Colonel de la police serbe : Daciac a fait une erreur. Ce n'est pas un acte terroriste de tuer la police serbe de Faton Hajrizi

Slavica Radovanovic, colonele à la retraite de la police serbe, a critiqué le ministre serbe de l'Intérieur Ivica Dacic, sur le cas de Faton Hajrizi, qui a montré avec ses déclarations fréquentes et parfois sans précédent qu'il n'était pas digne de son poste. Comme l'écrit “Noova”, à son avis [...]
Slavica Radovanovic, colonele à la retraite de la police serbe, a critiqué le ministre serbe de l'Intérieur Ivica Dacic, sur le cas de Faton Hajrizi, qui a montré avec ses déclarations fréquentes et parfois sans précédent qu'il n'était pas digne de son poste.
Comme écrit “Noova”, dans son apparence publique, le ministre de la Police Ivica Dacic a annoncé que Faton Hajrizi, soupçonné d'avoir tué la police frontalière Krsnovolic, a été localisé et liquidé dans les environs de Loznica.
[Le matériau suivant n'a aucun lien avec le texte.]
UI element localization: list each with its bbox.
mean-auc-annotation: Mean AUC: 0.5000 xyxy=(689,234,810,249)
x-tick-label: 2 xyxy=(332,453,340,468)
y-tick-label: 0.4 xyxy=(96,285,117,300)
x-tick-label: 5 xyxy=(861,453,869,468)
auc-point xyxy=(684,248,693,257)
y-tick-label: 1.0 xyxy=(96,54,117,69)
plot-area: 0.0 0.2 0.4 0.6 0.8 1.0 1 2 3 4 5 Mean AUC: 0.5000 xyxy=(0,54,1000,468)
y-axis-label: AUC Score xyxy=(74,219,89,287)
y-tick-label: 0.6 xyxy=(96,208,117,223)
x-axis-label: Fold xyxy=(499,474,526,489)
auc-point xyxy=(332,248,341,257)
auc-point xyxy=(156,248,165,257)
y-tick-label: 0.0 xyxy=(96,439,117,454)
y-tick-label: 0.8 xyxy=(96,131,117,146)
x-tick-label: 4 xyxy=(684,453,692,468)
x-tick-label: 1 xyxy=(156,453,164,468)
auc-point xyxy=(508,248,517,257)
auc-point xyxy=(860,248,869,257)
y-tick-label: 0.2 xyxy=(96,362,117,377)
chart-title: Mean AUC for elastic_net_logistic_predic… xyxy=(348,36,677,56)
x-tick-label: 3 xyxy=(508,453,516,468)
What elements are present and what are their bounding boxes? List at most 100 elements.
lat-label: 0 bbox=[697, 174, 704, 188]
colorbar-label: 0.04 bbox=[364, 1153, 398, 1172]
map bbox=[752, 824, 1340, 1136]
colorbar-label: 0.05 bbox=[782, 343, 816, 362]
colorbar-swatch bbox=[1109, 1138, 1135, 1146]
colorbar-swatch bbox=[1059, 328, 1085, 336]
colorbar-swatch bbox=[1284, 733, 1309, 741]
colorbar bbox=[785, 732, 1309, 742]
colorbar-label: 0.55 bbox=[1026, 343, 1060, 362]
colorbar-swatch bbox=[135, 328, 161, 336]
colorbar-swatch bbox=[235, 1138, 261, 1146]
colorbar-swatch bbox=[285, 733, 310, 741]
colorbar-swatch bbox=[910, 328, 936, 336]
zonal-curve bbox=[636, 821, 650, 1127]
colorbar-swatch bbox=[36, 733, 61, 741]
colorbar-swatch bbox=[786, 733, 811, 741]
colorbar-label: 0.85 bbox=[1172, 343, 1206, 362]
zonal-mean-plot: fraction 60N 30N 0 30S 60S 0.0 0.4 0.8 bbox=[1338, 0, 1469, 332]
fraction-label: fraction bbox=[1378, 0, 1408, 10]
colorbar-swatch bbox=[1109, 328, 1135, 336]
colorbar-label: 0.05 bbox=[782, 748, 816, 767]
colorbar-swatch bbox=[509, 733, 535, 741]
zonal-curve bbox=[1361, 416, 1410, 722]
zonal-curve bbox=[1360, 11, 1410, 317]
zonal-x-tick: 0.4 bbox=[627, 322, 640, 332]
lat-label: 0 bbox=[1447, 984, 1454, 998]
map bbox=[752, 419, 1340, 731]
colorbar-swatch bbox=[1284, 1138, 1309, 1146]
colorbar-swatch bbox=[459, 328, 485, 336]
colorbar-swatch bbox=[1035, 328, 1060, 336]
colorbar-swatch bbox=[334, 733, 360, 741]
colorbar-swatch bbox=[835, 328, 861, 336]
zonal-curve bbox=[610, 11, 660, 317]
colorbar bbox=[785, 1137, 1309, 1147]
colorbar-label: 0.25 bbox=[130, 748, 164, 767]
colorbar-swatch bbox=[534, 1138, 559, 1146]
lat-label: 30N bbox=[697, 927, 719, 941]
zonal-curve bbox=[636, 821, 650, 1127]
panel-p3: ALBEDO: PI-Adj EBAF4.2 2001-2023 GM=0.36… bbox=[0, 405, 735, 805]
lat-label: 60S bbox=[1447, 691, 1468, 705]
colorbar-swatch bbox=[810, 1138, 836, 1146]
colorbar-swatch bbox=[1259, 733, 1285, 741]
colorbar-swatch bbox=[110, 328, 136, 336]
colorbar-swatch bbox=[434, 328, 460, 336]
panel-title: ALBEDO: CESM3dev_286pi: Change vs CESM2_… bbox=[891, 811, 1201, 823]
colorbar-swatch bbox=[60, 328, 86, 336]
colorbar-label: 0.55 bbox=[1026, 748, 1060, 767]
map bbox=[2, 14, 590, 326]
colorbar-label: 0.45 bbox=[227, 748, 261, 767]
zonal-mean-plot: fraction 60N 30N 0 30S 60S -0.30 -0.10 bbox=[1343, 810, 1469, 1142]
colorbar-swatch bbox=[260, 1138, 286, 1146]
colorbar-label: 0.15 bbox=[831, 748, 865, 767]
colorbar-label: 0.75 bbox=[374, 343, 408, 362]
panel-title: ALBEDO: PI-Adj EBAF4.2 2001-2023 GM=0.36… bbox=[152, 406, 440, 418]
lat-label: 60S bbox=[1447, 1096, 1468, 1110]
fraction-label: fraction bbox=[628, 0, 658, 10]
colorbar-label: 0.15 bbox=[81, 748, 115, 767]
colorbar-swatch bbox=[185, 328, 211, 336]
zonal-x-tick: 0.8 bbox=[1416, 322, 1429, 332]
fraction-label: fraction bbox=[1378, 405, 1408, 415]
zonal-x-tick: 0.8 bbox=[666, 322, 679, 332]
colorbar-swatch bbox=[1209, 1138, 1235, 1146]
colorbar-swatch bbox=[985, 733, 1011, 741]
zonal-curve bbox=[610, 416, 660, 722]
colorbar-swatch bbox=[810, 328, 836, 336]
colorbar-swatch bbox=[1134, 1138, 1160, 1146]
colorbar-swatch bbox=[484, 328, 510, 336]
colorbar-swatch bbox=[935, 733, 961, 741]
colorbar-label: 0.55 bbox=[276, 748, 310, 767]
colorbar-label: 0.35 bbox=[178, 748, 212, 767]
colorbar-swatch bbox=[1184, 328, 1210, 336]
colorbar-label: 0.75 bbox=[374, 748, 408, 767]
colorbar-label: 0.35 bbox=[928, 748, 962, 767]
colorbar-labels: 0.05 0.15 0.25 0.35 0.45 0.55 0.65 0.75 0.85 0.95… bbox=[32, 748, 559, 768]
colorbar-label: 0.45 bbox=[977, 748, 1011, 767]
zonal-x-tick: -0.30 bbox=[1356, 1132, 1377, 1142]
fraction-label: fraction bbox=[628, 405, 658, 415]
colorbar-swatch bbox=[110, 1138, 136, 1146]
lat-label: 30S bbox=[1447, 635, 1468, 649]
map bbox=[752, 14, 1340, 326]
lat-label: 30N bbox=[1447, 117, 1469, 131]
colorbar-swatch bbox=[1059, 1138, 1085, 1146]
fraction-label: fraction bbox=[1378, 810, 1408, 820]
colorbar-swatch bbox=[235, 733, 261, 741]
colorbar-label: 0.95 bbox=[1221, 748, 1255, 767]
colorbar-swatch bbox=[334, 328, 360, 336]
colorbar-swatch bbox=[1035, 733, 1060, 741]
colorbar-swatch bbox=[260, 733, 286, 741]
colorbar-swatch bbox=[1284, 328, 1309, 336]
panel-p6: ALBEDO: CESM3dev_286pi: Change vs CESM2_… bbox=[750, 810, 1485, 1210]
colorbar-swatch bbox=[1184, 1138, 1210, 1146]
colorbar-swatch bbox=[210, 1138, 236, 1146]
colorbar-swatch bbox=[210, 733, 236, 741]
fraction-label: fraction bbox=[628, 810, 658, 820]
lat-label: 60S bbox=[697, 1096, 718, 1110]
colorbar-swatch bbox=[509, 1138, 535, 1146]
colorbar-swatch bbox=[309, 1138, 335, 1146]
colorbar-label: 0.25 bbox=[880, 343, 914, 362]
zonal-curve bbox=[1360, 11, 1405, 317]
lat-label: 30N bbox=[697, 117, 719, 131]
Ce n'était qu'une des annonces publiques et des discours prononcés par le ministre de la police ces deux derniers jours, à la suite de l'événement tragique du 18 juillet à Lipnikki Shor, près de Loznica.
Plus tard, la prochaine apparition de Dacic vint bientôt, appelant le meurtre du policier Krstovic et blessant le policier Ilic.
Cela ne devrait pas être appelé terrorisme parce que c'est un fugitif de prison, un criminel qui a essayé de traverser la frontière illégalement. Le ministre Daciq a dû s'adresser au public, mais pas si souvent et pas tellement d'information qui a été rendue publique. Ce ne devrait pas être le seul à déclarer le meurtre d'un policier, c'est le travail du directeur de la police ou de son assistant. Avec ses apparitions fréquentes, puis la controverse avec les nouvelles publiées dans les médias du Kosovo”, a expliqué à la retraite colonel de police Slavica Radovanovic, télégraphie diffusée.
Elle a ajouté que les nombreuses déclarations du ministre de police <x0, qui s'est disputé avec un ouvrier de la construction, ses affrontements à travers les communiqués ont transformé toute la situation en cirque et une sorte de spectacle de réalité”.
Un frère suspecté de meurtre, et l'autre émerge. C'est pourquoi le ministère ne devrait pas être déclaré si souvent et rendre autant d'information publique, parce que tout semble incohérent et indigne de cette position”, explique Raovanov.